People get upset when you discuss ending Prohibition II. “What about the children? What about our community? What about the sickness in society?” Hey, look around in the Southwest, El Paso, Los Angeles, San Diego, border counties in Texas? Look at national parks overrun by armed marijuana farmers. Look at the cost, the bridge of the drug war is not a bridge from evil to Prohibition but to huge wealth for thugs, and inappropriate, and arguably unconstiutional power to law enforcement and federal agencies. The War on Drugs, from the beginning, was a Protestant Crusade directed at a problem that can’t be solved by either law enforcement or by moral pronouncements. At the time, they compared it to the Abolitionist movement to end slavery, a truly noble effort! What utter crap to make such a comparison! People like to get high. People who do are not slaves, unless they choose pleasure at the exclusion of everything else. And some people do. We can help them in far more effective and inexpensive ways (Nixon's early efforts on the War on Drugs were primarily directed at helping addicts get free of their favorite high, especially veterans returning from Vietnam.) Stopping this head-on is like conducting a guerrilla war in someone else's country.
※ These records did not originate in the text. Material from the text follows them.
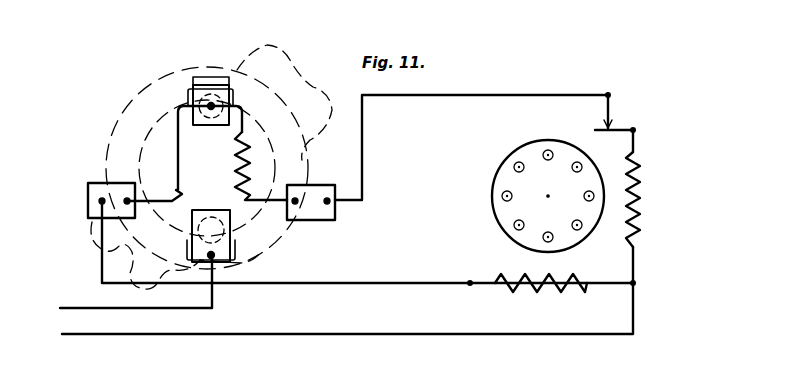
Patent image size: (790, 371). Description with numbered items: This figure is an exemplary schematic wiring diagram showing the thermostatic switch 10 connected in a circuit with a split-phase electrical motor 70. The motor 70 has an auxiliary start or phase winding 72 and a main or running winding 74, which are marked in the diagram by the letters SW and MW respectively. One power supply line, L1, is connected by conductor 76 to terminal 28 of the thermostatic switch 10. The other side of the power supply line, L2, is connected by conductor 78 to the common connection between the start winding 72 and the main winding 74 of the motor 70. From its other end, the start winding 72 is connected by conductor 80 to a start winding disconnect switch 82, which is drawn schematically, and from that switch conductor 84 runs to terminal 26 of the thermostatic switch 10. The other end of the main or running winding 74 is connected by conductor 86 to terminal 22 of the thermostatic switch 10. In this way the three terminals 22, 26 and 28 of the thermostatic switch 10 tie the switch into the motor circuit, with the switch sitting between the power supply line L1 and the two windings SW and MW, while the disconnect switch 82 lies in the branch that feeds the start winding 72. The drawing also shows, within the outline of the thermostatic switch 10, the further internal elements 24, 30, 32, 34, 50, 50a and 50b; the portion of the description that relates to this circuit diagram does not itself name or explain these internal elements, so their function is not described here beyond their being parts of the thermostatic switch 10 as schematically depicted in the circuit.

The thermostatic switch 10 is at (140, 100).
The terminal 22 is at (100, 186).
The bimetal element 24 is at (205, 80).
The terminal 26 is at (317, 188).
The terminal 28 is at (230, 256).
The contact 30 is at (213, 97).
The contact 32 is at (192, 236).
The housing 34 is at (152, 158).
The heater coil 50 is at (240, 136).
The heater coil portion 50a is at (178, 162).
The heater coil portion 50b is at (236, 190).
The motor 70 is at (487, 190).
The start winding 72 is at (640, 228).
The main winding 74 is at (538, 305).
The conductor 76 is at (216, 301).
The conductor 78 is at (220, 338).
The conductor 80 is at (640, 150).
The start winding disconnect switch 82 is at (600, 126).
The conductor 84 is at (465, 96).
The conductor 86 is at (412, 282).
The power supply line L1 is at (72, 308).
The power supply line L2 is at (74, 336).
The start winding SW is at (642, 200).
The main winding MW is at (510, 292).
We know what happens there. The foreigner cannot win unless he acts like a Roman and never leaves.
The best you can hope to do, as the enders of Prohibition I determined, is to manage the problem so that it does the least amount of damage possible to civil rights, communities, and, of course, to our children. For the latter, the best solution, however, is to make sure they’re eager to do something besides get stoned.